Convolvulacée

Il y a quelques années de cela, au cours d’un tragique accident de voiture, en rentrant de son travail, la nuit, un jeune homme,Emy, âgé d’une trentaine d’années, avait perdu l’usage de ses membres. Il venait tout juste de se marier. Sa femme, en apprenant la terrible nouvelle, s’effondra en larmes. Mais bien des mois avaient passé et une nouvelle vie renaissait. Les vacances d’été approchaient et le couple, habitant au nord de la France, décida de partir quelques jours dans le centre de l’hexagone. Ils avaient loué une petite maison à la campagne.

Liseron

Le matin du premier jour, à l’aube, le paraplégique, ne sachant que faire, feuilleta un magasine, qu’il avait apporté, tout en prenant son petit déjeuner avec son épouse. Tout à coup, tournant la page de son catalogue, son regard se posa sur un mot tout à fait étrange et dont il ne connaissait pas la signification car il n’en avait jamais entendu parler : « la convolvulacée ». Figé, pendant quinze secondes, il resta étale, sans rien dire, l’esprit vidé. Sa femme, n’y prenant garde, monta à l’étage pour se laver et s’habiller. Ce mot si raffiné et rare l’avait ensorcelé. Il aimait répéter ses syllabes, si douces. Il n’avait aucun dictionnaire à porter de mains et ne pouvait donc chercher son sens. Emy fouilla dans sa mémoire, pour voir si, vraiment il n’en avait jamais entendu parler. Ce mot l’obsédait, il résonnait dans sa tête, tel l’écho d’une cloche. Le jeune homme cherchait toute la journée et passait des nuits blanches à essayer de trouver son étymologie. Le seul temps qu’il passait à dormir était pour rêver de ce mot si long et aux syllabes si légères.

Sa femme ayant remarqué son étrange comportement se plaignait de ne plus avoir la tendresse qu’elle méritait. Le dernier jour des vacances arrivait et la jeune femme ne pouvait que constater l’état de son mari qui empirait. Celui-ci était devenu fou. Il restait enfermé toute la journée sans prendre l’air ni voir le jour. Son caractère était devenu morose et acariâtre même s’il ne parlait plus beaucoup. Le quatrième jour, il avait passé sa matinée à hocher la tête de droite à gauche répétant sans cesse ces cinq syllabes : « con-vol-vu-la-cée ». Sa femme, apeurée, effrayée, due à son grand désarroi quitter son mari. Durant des jours, des nuits et des mois entiers, elle avait consacré son temps à s’occuper de son mari et, depuis un certain temps, elle était fatiguée et épuisée. Elle n’avait plus de temps pour elle. Mais, la véritable raison était qu’elle redoutait le pire car son mari avait perdu la tête : il était devenu fou. Son épouse lui expliqua tout cela en essayant de garder son calme. Elle pleurait et lui suppliait qu’il la pardonne. A son grand étonnement, Emy, passif, comme un somnambule, quitta la maison, sans prononcer un seul mot, pris d’une malédiction.

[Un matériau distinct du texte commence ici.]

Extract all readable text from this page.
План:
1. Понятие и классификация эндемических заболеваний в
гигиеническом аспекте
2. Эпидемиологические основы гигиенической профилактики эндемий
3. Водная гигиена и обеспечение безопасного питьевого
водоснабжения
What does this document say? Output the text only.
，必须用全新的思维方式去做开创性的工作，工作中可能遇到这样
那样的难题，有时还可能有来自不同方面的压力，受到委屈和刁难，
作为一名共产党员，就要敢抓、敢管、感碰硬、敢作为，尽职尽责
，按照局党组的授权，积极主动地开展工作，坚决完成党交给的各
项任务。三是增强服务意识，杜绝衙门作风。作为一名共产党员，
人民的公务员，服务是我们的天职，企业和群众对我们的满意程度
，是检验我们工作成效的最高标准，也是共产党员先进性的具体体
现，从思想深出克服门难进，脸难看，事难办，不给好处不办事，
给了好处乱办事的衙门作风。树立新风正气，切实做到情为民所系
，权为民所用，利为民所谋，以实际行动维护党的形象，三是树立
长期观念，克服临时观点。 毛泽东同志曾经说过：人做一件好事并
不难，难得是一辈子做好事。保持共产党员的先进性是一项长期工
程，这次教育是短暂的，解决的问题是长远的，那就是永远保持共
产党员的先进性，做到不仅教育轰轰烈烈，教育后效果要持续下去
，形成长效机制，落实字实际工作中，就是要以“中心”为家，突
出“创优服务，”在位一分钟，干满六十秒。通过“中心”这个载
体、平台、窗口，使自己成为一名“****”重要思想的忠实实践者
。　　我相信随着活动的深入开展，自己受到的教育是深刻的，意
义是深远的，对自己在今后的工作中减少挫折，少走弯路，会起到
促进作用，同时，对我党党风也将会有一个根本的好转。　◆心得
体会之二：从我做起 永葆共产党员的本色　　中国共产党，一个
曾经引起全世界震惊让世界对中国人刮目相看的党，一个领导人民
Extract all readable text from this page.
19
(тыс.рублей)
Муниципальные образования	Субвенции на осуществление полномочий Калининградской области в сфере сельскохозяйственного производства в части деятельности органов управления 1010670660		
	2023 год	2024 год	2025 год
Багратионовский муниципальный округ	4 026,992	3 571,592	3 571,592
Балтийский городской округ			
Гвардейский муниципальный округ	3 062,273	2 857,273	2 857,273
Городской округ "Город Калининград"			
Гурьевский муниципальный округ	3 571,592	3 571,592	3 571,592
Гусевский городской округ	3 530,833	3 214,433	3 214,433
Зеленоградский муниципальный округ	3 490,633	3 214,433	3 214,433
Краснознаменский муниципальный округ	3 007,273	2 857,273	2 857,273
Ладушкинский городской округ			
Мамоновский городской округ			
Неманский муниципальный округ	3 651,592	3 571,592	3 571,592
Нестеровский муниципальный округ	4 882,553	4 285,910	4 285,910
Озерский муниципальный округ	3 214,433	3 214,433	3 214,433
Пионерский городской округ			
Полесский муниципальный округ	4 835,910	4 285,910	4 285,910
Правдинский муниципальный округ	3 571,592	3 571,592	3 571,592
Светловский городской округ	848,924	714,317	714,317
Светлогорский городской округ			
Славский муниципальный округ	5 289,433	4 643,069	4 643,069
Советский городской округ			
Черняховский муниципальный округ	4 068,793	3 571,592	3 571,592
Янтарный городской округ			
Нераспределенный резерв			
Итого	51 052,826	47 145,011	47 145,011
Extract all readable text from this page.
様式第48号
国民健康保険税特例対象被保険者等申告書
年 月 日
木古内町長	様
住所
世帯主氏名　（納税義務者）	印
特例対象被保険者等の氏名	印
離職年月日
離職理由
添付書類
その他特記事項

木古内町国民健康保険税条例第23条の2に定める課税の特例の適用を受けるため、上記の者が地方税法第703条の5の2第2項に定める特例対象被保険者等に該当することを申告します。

Depuis ce jour, son épouse ne le revit plus. Lui, poursuivait son chemin, dans son fauteuil roulant et arpentait les routes. Puis, ayant parcourut une dizaine de kilomètre seul, il fut obligé de traverser un pré d’herbe haute et sauvage pour rejoindre la route en face de l’endroit où il se trouvait. Arrivé au milieu du champ, il se fit mordre par un serpent. Paralysé, il ne pouvait donc pas bouger. Il sentait quelque chose s’enrouler autour de ses jambes comme des centaines de serpents ondulant qui grimpaient peu à peu. Ses jambes étaient maintenant prisonnières. Le jeune homme baissa les yeux et vit une plante avec une longue tige verte et des fleurs blanches. Cette mauvaise herbe allait maintenant atteindre son cou, quand, soudain, Emy se rendit compte qu’il avait devant ses yeux la signification de son mot mystérieux. Celle- ci lui revint en un éclair : c’était du liseron, mais l’expression plus savante utilisée par les pépiniéristes était le mot convolvulacée, mot qu’il avait aperçu dans son magasine et qui l’avait ensorcelé.

Finalement, il mourut étranglé par la convolvulacée, seul et abandonné, au milieu d’un champ, mais pas si fou que l’on ne pourrait le penser : à la dernière seconde de sa triste et courte vie, par le fruit du hasard, il avait réussi à retrouver la signification du mot qu’il avait tant cherché. Sa femme, quant à elle, mourut de chagrin quelques semaines plus tard.